Where I grew up smell was never an issue; we did sometimes put a bit of sawdust or lime down the hole.  The "stalagmite problem" was a much bigger deal during a long winter, aka "the frozen pinnacle of doom".  We had to keep an iron bar in the outhouse to break it down when it threatened to rise above seat level.  

Our pit/outhouse was long and narrow, enough so that in theory you could swap the holed toilet seat square of plywood with any of three other solid squares to sidestep the pinnacle issue.  But early on, my mother decided to leave the hole square at one end and then she built a urinal out of door screen and aluminum press plates at the other end, to keep people (ahem) from trying and failing to pee with precision through the hole she had to sit on.  
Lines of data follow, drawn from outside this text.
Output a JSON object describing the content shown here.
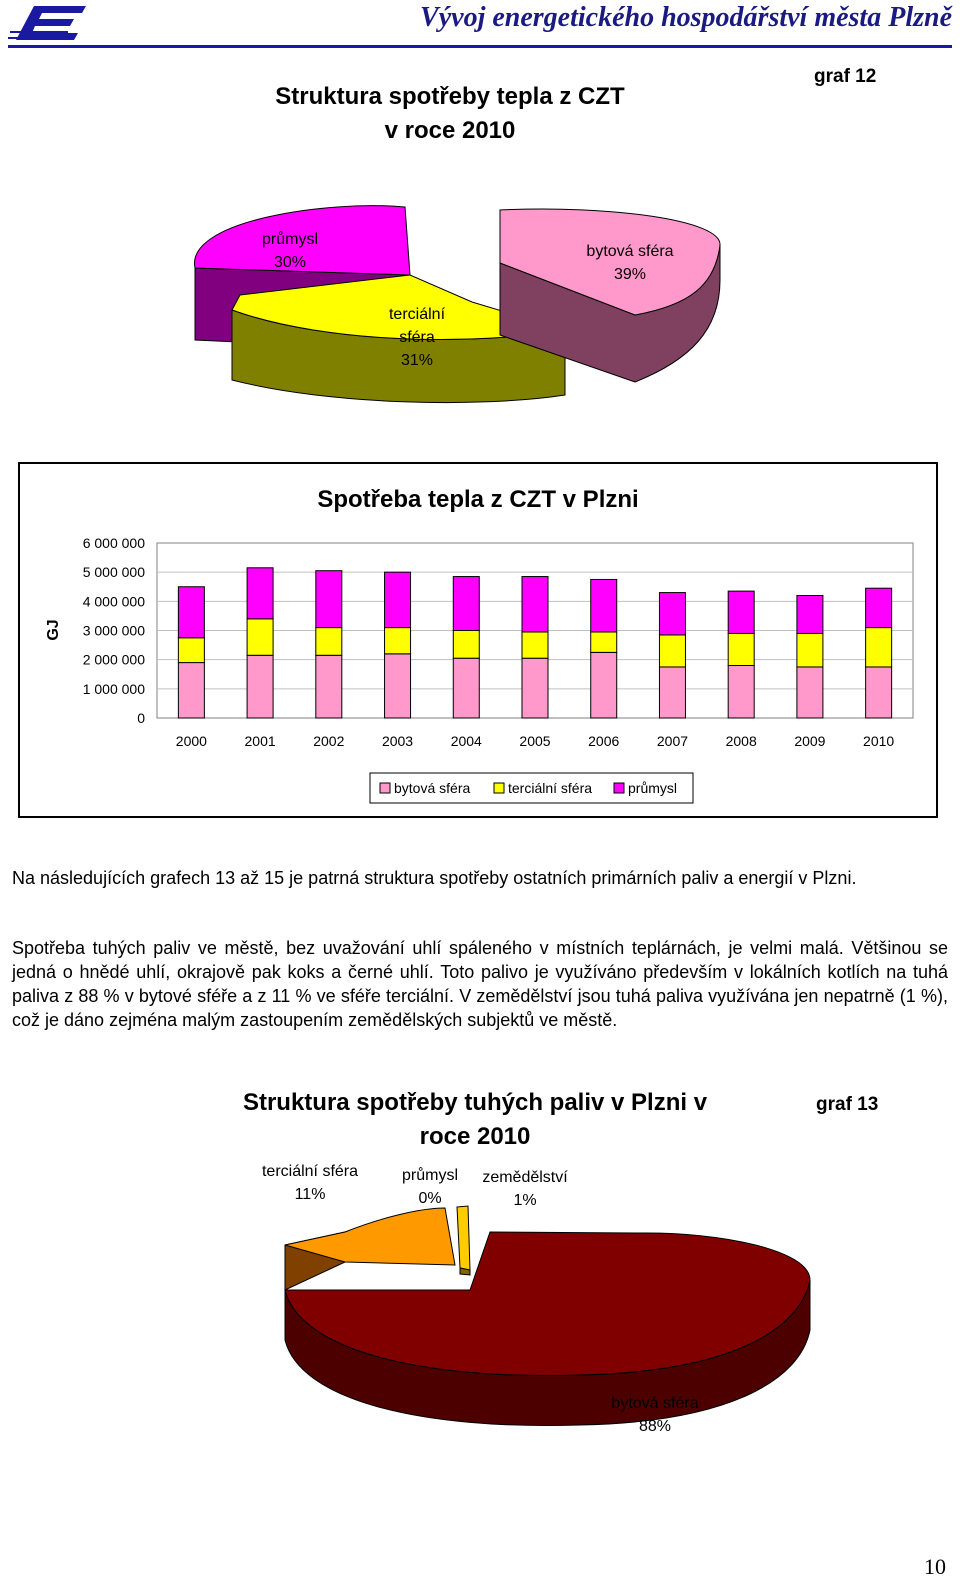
{
  "header": {
    "title": "Vývoj energetického hospodářství města Plzně"
  },
  "graph12": {
    "title_line1": "Struktura spotřeby tepla z CZT",
    "title_line2": "v roce 2010",
    "number": "graf 12",
    "chart_data": {
      "type": "pie",
      "title": "Struktura spotřeby tepla z CZT v roce 2010",
      "slices": [
        {
          "label": "průmysl",
          "value": 30,
          "pct": "30%",
          "color": "#ff00ff"
        },
        {
          "label_line1": "terciální",
          "label_line2": "sféra",
          "label": "terciální sféra",
          "value": 31,
          "pct": "31%",
          "color": "#ffff00"
        },
        {
          "label": "bytová sféra",
          "value": 39,
          "pct": "39%",
          "color": "#ff99cc"
        }
      ]
    }
  },
  "bar": {
    "title": "Spotřeba tepla z CZT v Plzni",
    "chart_data": {
      "type": "bar",
      "stacked": true,
      "title": "Spotřeba tepla z CZT v Plzni",
      "ylabel": "GJ",
      "ylim": [
        0,
        6000000
      ],
      "yticks": [
        "6 000 000",
        "5 000 000",
        "4 000 000",
        "3 000 000",
        "2 000 000",
        "1 000 000",
        "0"
      ],
      "categories": [
        "2000",
        "2001",
        "2002",
        "2003",
        "2004",
        "2005",
        "2006",
        "2007",
        "2008",
        "2009",
        "2010"
      ],
      "series": [
        {
          "name": "bytová sféra",
          "color": "#ff99cc",
          "values": [
            1900000,
            2150000,
            2150000,
            2200000,
            2050000,
            2050000,
            2250000,
            1750000,
            1800000,
            1750000,
            1750000
          ]
        },
        {
          "name": "terciální sféra",
          "color": "#ffff00",
          "values": [
            850000,
            1250000,
            950000,
            900000,
            950000,
            900000,
            700000,
            1100000,
            1100000,
            1150000,
            1350000
          ]
        },
        {
          "name": "průmysl",
          "color": "#ff00ff",
          "values": [
            1750000,
            1750000,
            1950000,
            1900000,
            1850000,
            1900000,
            1800000,
            1450000,
            1450000,
            1300000,
            1350000
          ]
        }
      ],
      "legend_position": "bottom"
    }
  },
  "text": {
    "p1": "Na následujících grafech 13 až 15 je patrná struktura spotřeby ostatních primárních paliv a energií v Plzni.",
    "p2": "Spotřeba tuhých paliv ve městě, bez uvažování uhlí spáleného v místních teplárnách, je velmi malá. Většinou se jedná o hnědé uhlí, okrajově pak koks a černé uhlí. Toto palivo je využíváno především v lokálních kotlích na tuhá paliva z 88 % v bytové sféře a z 11 % ve sféře terciální. V zemědělství jsou tuhá paliva využívána jen nepatrně (1 %), což je dáno zejména malým zastoupením zemědělských subjektů ve městě."
  },
  "graph13": {
    "title_line1": "Struktura spotřeby tuhých paliv v Plzni v",
    "title_line2": "roce 2010",
    "number": "graf 13",
    "chart_data": {
      "type": "pie",
      "title": "Struktura spotřeby tuhých paliv v Plzni v roce 2010",
      "slices": [
        {
          "label": "terciální sféra",
          "value": 11,
          "pct": "11%",
          "color": "#ff9900"
        },
        {
          "label": "průmysl",
          "value": 0,
          "pct": "0%",
          "color": "#ffff66"
        },
        {
          "label": "zemědělství",
          "value": 1,
          "pct": "1%",
          "color": "#ffcc00"
        },
        {
          "label": "bytová sféra",
          "value": 88,
          "pct": "88%",
          "color": "#800000"
        }
      ]
    }
  },
  "page_number": "10"
}
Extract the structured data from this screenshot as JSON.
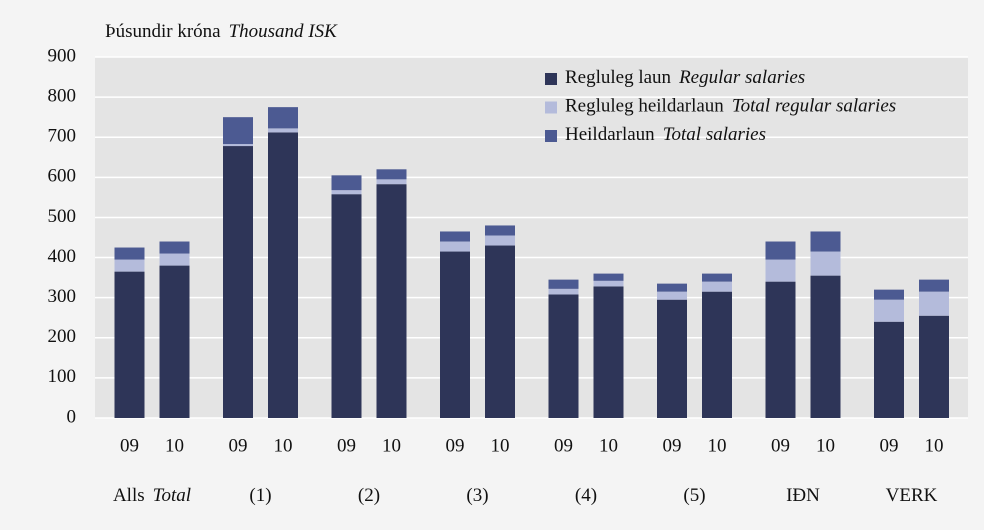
{
  "chart_data": {
    "type": "stacked_bar",
    "ylabel": "Þúsundir króna",
    "ylabel_en": "Thousand ISK",
    "categories": [
      "09",
      "10",
      "09",
      "10",
      "09",
      "10",
      "09",
      "10",
      "09",
      "10",
      "09",
      "10",
      "09",
      "10",
      "09",
      "10"
    ],
    "groups": [
      {
        "label": "Alls",
        "label_en": "Total"
      },
      {
        "label": "(1)"
      },
      {
        "label": "(2)"
      },
      {
        "label": "(3)"
      },
      {
        "label": "(4)"
      },
      {
        "label": "(5)"
      },
      {
        "label": "IÐN"
      },
      {
        "label": "VERK"
      }
    ],
    "series": [
      {
        "name": "Regluleg laun",
        "name_en": "Regular salaries",
        "color": "#2e3558",
        "values": [
          365,
          380,
          678,
          712,
          558,
          583,
          415,
          430,
          308,
          328,
          295,
          315,
          340,
          355,
          240,
          255
        ]
      },
      {
        "name": "Regluleg heildarlaun",
        "name_en": "Total regular salaries",
        "color": "#b4bbdb",
        "values": [
          30,
          30,
          5,
          10,
          10,
          12,
          25,
          25,
          14,
          14,
          20,
          25,
          55,
          60,
          55,
          60
        ]
      },
      {
        "name": "Heildarlaun",
        "name_en": "Total salaries",
        "color": "#4c5a92",
        "values": [
          30,
          30,
          67,
          53,
          37,
          25,
          25,
          25,
          23,
          18,
          20,
          20,
          45,
          50,
          25,
          30
        ]
      }
    ],
    "ylim": [
      0,
      900
    ],
    "yticks": [
      0,
      100,
      200,
      300,
      400,
      500,
      600,
      700,
      800,
      900
    ],
    "grid": true,
    "legend": "upper right"
  }
}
Coldest temp I ever used an outhouse in was seventy-two degrees (F) below zero.  I was seven years old and I was in tears before I got back inside the cabin.  People who have never seen serious sub-zero weather may not know this, but if you touch or hold tender flesh against anything solid (wood less than metal, but wood too if it's cold enough) at those temperatures, it doesn't feel cold, it feels like your flesh is in a burning flame after just a few seconds ... not really long enough to do any serious business.  

There's also an issue with the cheap aluminum zippers in those fuzzy footy sleepers that little kids wear.  They jam at the best of times, and if you're in a hurry... well, they tend to eat a pinch of skin from whatever is nearby, and jam on that.  It ends in tears.

Down to about thirty below, I'm fine with an outhouse.  After that, using one is serious business.